Certainly there are a lot of little inconsistencies with characters that could be ironed out with a refresh of the story. There can also be proper foreshadowing with stuff like the Triwizard Tournament and proper incorporation of the wizard world within the muggle one earlier in the series.
But, when you really dive into the worldbuilding, you keep coming back to a few fundamental basic 'truths' about how magic works and how these wizard societies evolved that precludes a "modern" interpretation to them. The Wizards essentially being slave owners, hell the entire house elf conundrum, really, adds a MASSIVE racial element depending on how you cast certain key players. It's already there a bit, but you can side walk it enough for kids and keep it light when it isn't a black Malfoy with a slave or black Hermione petitioning, largely unsuccessfully, to free them. Even calling the group SPEW, funny enough on paper, is kinda atrocious if it's applied to an allegory of the transatlantic slave trade. Not to mention the gold managing goblins, already a loaded visual depiction, becomes worse when examined more closely and in context with modern events.
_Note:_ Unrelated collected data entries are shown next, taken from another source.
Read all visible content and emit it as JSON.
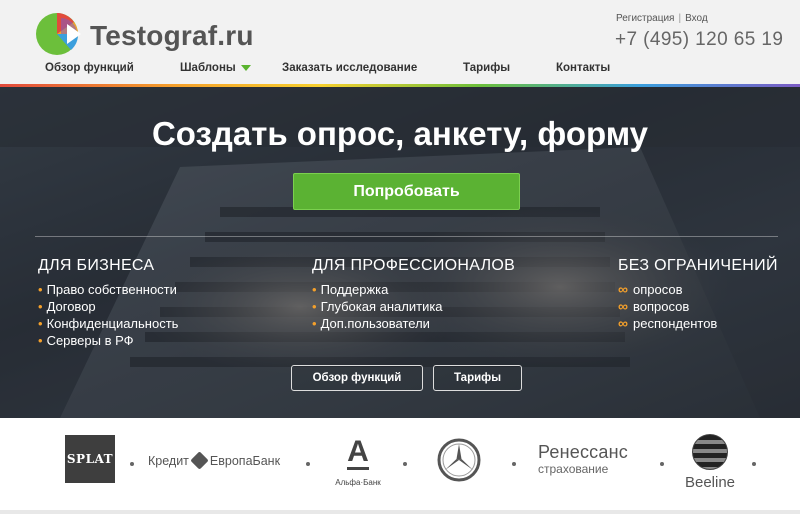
{
  "header": {
    "logo_text": "Testograf.ru",
    "register_label": "Регистрация",
    "separator": "|",
    "login_label": "Вход",
    "phone": "+7 (495) 120 65 19",
    "nav": [
      {
        "label": "Обзор функций"
      },
      {
        "label": "Шаблоны"
      },
      {
        "label": "Заказать исследование"
      },
      {
        "label": "Тарифы"
      },
      {
        "label": "Контакты"
      }
    ]
  },
  "hero": {
    "title": "Создать опрос, анкету, форму",
    "try_button": "Попробовать",
    "columns": [
      {
        "title": "ДЛЯ БИЗНЕСА",
        "items": [
          "Право собственности",
          "Договор",
          "Конфиденциальность",
          "Серверы в РФ"
        ]
      },
      {
        "title": "ДЛЯ ПРОФЕССИОНАЛОВ",
        "items": [
          "Поддержка",
          "Глубокая аналитика",
          "Доп.пользователи"
        ]
      },
      {
        "title": "БЕЗ ОГРАНИЧЕНИЙ",
        "items": [
          "опросов",
          "вопросов",
          "респондентов"
        ]
      }
    ],
    "features_button": "Обзор функций",
    "pricing_button": "Тарифы"
  },
  "partners": {
    "splat": "SPLAT",
    "credit_europe_left": "Кредит",
    "credit_europe_right": "ЕвропаБанк",
    "alfa_letter": "А",
    "alfa_text": "Альфа·Банк",
    "renaissance_name": "Ренессанс",
    "renaissance_sub": "страхование",
    "beeline": "Beeline"
  },
  "colors": {
    "accent_green": "#5bb233",
    "accent_orange": "#f4a02b",
    "header_bg": "#f2f2f2"
  },
  "icons": {
    "logo": "pie-chart-logo-icon",
    "nav_caret": "caret-down-icon",
    "bullet": "bullet-dot-icon",
    "infinity": "infinity-icon"
  }
}
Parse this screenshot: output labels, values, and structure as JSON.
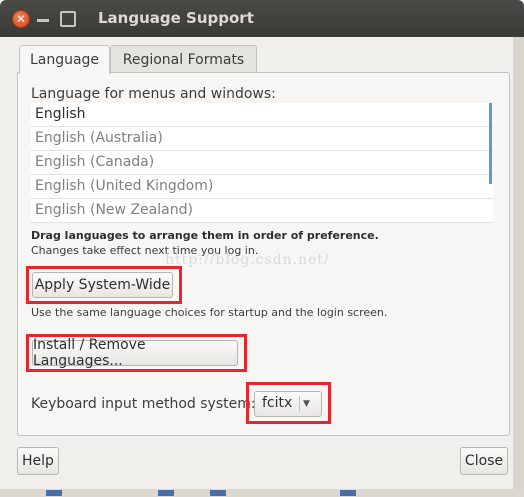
{
  "window": {
    "title": "Language Support"
  },
  "tabs": [
    {
      "label": "Language",
      "active": true
    },
    {
      "label": "Regional Formats",
      "active": false
    }
  ],
  "language_section": {
    "label": "Language for menus and windows:",
    "languages": [
      "English",
      "English (Australia)",
      "English (Canada)",
      "English (United Kingdom)",
      "English (New Zealand)"
    ],
    "drag_note": "Drag languages to arrange them in order of preference.",
    "changes_note": "Changes take effect next time you log in."
  },
  "watermark": "http://blog.csdn.net/",
  "apply_button": {
    "label": "Apply System-Wide"
  },
  "same_lang_note": "Use the same language choices for startup and the login screen.",
  "install_button": {
    "label": "Install / Remove Languages..."
  },
  "keyboard": {
    "label": "Keyboard input method system:",
    "selected": "fcitx"
  },
  "footer": {
    "help_label": "Help",
    "close_label": "Close"
  },
  "colors": {
    "highlight_red": "#e6252d",
    "titlebar": "#3c3b37",
    "scroll_accent": "#5b9bd5"
  },
  "icons": [
    "close-icon",
    "minimize-icon",
    "maximize-icon",
    "dropdown-arrow-icon"
  ]
}
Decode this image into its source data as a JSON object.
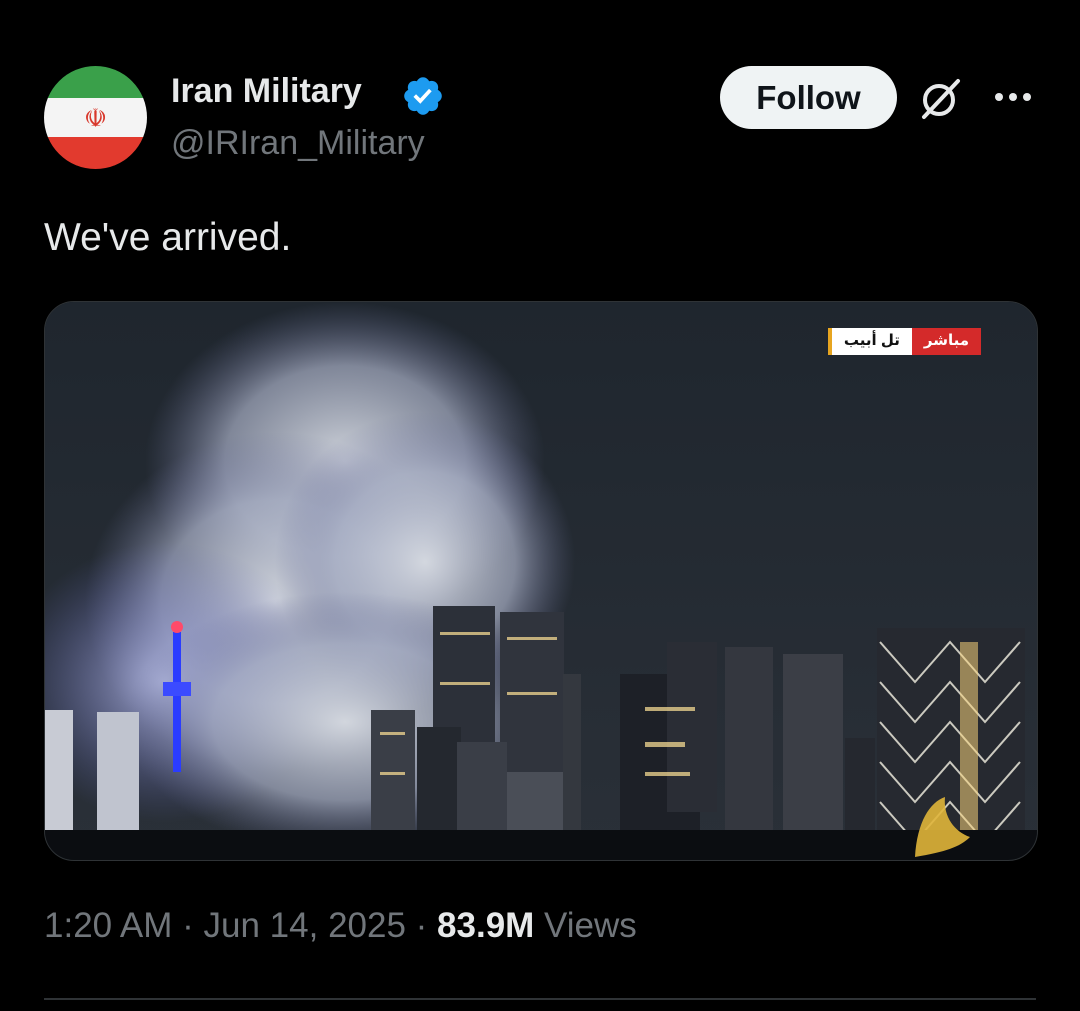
{
  "author": {
    "name": "Iran Military",
    "handle": "@IRIran_Military",
    "verified": true,
    "avatar_emblem_glyph": "☫"
  },
  "actions": {
    "follow_label": "Follow"
  },
  "icons": {
    "verified": "verified-badge-icon",
    "grok": "grok-icon",
    "more": "more-options-icon"
  },
  "tweet": {
    "text": "We've arrived.",
    "media_overlay": {
      "city": "تل أبيب",
      "live": "مباشر"
    }
  },
  "meta": {
    "time": "1:20 AM",
    "sep1": " · ",
    "date": "Jun 14, 2025",
    "sep2": " · ",
    "views_count": "83.9M",
    "views_label": " Views"
  },
  "colors": {
    "background": "#000000",
    "text_primary": "#e7e9ea",
    "text_secondary": "#71767b",
    "verified_blue": "#1d9bf0",
    "follow_bg": "#eff3f4",
    "divider": "#2f3336"
  }
}
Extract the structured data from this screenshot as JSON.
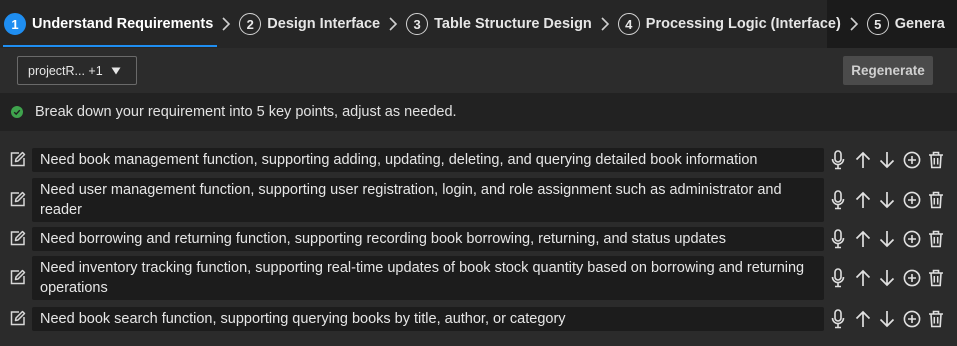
{
  "steps": [
    {
      "num": "1",
      "label": "Understand Requirements"
    },
    {
      "num": "2",
      "label": "Design Interface"
    },
    {
      "num": "3",
      "label": "Table Structure Design"
    },
    {
      "num": "4",
      "label": "Processing Logic (Interface)"
    },
    {
      "num": "5",
      "label": "Genera"
    }
  ],
  "active_step": 1,
  "toolbar": {
    "select_value": "projectR... +1",
    "regenerate_label": "Regenerate"
  },
  "info": {
    "message": "Break down your requirement into 5 key points, adjust as needed."
  },
  "requirements": [
    "Need book management function, supporting adding, updating, deleting, and querying detailed book information",
    "Need user management function, supporting user registration, login, and role assignment such as administrator and reader",
    "Need borrowing and returning function, supporting recording book borrowing, returning, and status updates",
    "Need inventory tracking function, supporting real-time updates of book stock quantity based on borrowing and returning operations",
    "Need book search function, supporting querying books by title, author, or category"
  ],
  "colors": {
    "accent": "#1f8ef1",
    "success": "#3fa34d",
    "background": "#2b2b2b",
    "text_box": "#1c1c1c"
  },
  "icons": [
    "edit-icon",
    "microphone-icon",
    "arrow-up-icon",
    "arrow-down-icon",
    "add-circle-icon",
    "trash-icon",
    "chevron-right-icon",
    "check-circle-icon",
    "caret-down-icon"
  ]
}
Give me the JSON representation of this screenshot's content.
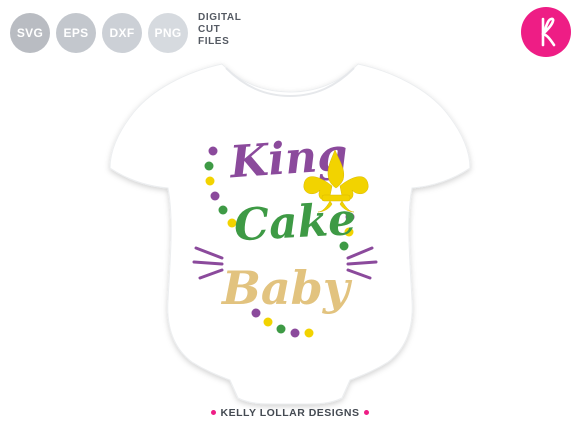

Some of this is on JKR as I think she, consciously or subconsciously, employed a lot of racial stereotypes in her work, but also it's just the clash of British culture she's from versus the larger world. On the one hand that very 'britishishness' is a major appeal to the IP, but i's also a problematic component when oriented towards adults with more critical thinking capability. The later books and films veered into that territory, and I fear how the show will drag that stuff forward into the beginning and then flagellate itself trying to work it all in.